Council member Lee Sunhwa stressed the lack of emergency care on Jeju due to its isolation as an island. While recognizing this as an economic opportunity with a need to distinguish Jeju from other regions of Korea bidding for the same foreign ‘customers’, she emphasized the development of a “communal feeling” with Jeju residents, who are likely to feel ‘cheated’ in such a venture.

English communication is a problem on Jeju, Lee expressed, but not the only one; there are human resources or personnel problems as well in staffing such a facility adequately.

However, while she acknowledged that abrupt change is difficult, she also stressed that Jeju should not miss an opportunity and should emphasize the wellness programs to be offered in Phase I of the Healthcare Town project.

Many panelists emphasized the lack of direct flights to Jeju as a major concern, in that it is not accessible enough to attract an adequate volume of foreign medical patients.

Kim Hyung Jun posited, if the local government permits this venture to include foreign investors, how would this benefit Jeju residents – and would the residents therefore oppose it?

The lone supporter was Dr.

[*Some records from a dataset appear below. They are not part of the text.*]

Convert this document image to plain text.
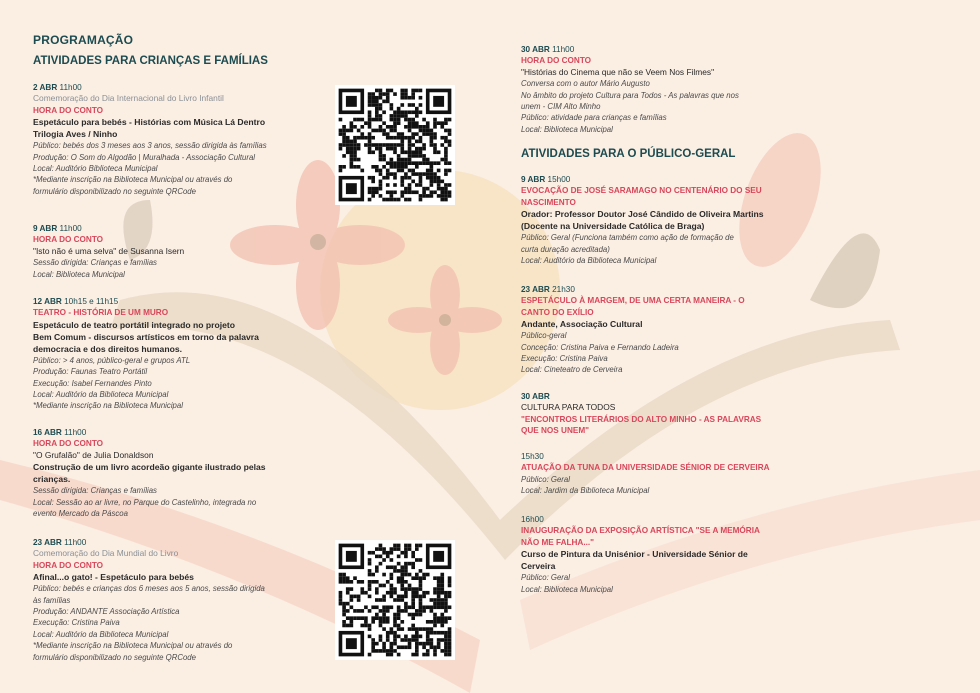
PROGRAMAÇÃO
ATIVIDADES PARA CRIANÇAS E FAMÍLIAS
2 ABR 11h00
Comemoração do Dia Internacional do Livro Infantil
HORA DO CONTO
Espetáculo para bebés - Histórias com Música Lá Dentro
Trilogia Aves / Ninho
Público: bebés dos 3 meses aos 3 anos, sessão dirigida às famílias
Produção: O Som do Algodão | Muralhada - Associação Cultural
Local: Auditório Biblioteca Municipal
*Mediante inscrição na Biblioteca Municipal ou através do
formulário disponibilizado no seguinte QRCode
9 ABR 11h00
HORA DO CONTO
"Isto não é uma selva" de Susanna Isern
Sessão dirigida: Crianças e famílias
Local: Biblioteca Municipal
12 ABR 10h15 e 11h15
TEATRO - HISTÓRIA DE UM MURO
Espetáculo de teatro portátil integrado no projeto
Bem Comum - discursos artísticos em torno da palavra
democracia e dos direitos humanos.
Público: > 4 anos, público-geral e grupos ATL
Produção: Faunas Teatro Portátil
Execução: Isabel Fernandes Pinto
Local: Auditório da Biblioteca Municipal
*Mediante inscrição na Biblioteca Municipal
16 ABR 11h00
HORA DO CONTO
"O Grufalão" de Julia Donaldson
Construção de um livro acordeão gigante ilustrado pelas
crianças.
Sessão dirigida: Crianças e famílias
Local: Sessão ao ar livre, no Parque do Castelinho, integrada no
evento Mercado da Páscoa
23 ABR 11h00
Comemoração do Dia Mundial do Livro
HORA DO CONTO
Afinal...o gato! - Espetáculo para bebés
Público: bebés e crianças dos 6 meses aos 5 anos, sessão dirigida
às famílias
Produção: ANDANTE Associação Artística
Execução: Cristina Paiva
Local: Auditório da Biblioteca Municipal
*Mediante inscrição na Biblioteca Municipal ou através do
formulário disponibilizado no seguinte QRCode
ATIVIDADES PARA O PÚBLICO-GERAL
30 ABR 11h00
HORA DO CONTO
"Histórias do Cinema que não se Veem Nos Filmes"
Conversa com o autor Mário Augusto
No âmbito do projeto Cultura para Todos - As palavras que nos
unem - CIM Alto Minho
Público: atividade para crianças e famílias
Local: Biblioteca Municipal
9 ABR 15h00
EVOCAÇÃO DE JOSÉ SARAMAGO NO CENTENÁRIO DO SEU
NASCIMENTO
Orador: Professor Doutor José Cândido de Oliveira Martins
(Docente na Universidade Católica de Braga)
Público: Geral (Funciona também como ação de formação de
curta duração acreditada)
Local: Auditório da Biblioteca Municipal
23 ABR 21h30
ESPETÁCULO À MARGEM, DE UMA CERTA MANEIRA - O
CANTO DO EXÍLIO
Andante, Associação Cultural
Público-geral
Conceção: Cristina Paiva e Fernando Ladeira
Execução: Cristina Paiva
Local: Cineteatro de Cerveira
30 ABR
CULTURA PARA TODOS
"ENCONTROS LITERÁRIOS DO ALTO MINHO - AS PALAVRAS
QUE NOS UNEM"
15h30
ATUAÇÃO DA TUNA DA UNIVERSIDADE SÉNIOR DE CERVEIRA
Público: Geral
Local: Jardim da Biblioteca Municipal
16h00
INAUGURAÇÃO DA EXPOSIÇÃO ARTÍSTICA "SE A MEMÓRIA
NÃO ME FALHA..."
Curso de Pintura da Unisénior - Universidade Sénior de
Cerveira
Público: Geral
Local: Biblioteca Municipal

John Linton, also known as In Yo-han, medical director of the International Clinic at Yonsei’s Severance Hospital.

Linton suggested that rather than identifying this as a form of tourism, the superiority of Korean medical care and technology should be emphasized.

While acknowledging the problems of transit accessibility and the national insurance system which requires doctors to sacrifice quality care for quantity of patients, he stressed the need to target wisely, position, and protect Jeju’s interests.

A lack of cross-cultural understanding, in particular regarding health practices and beliefs, was not mentioned by any panelist but represents further concern.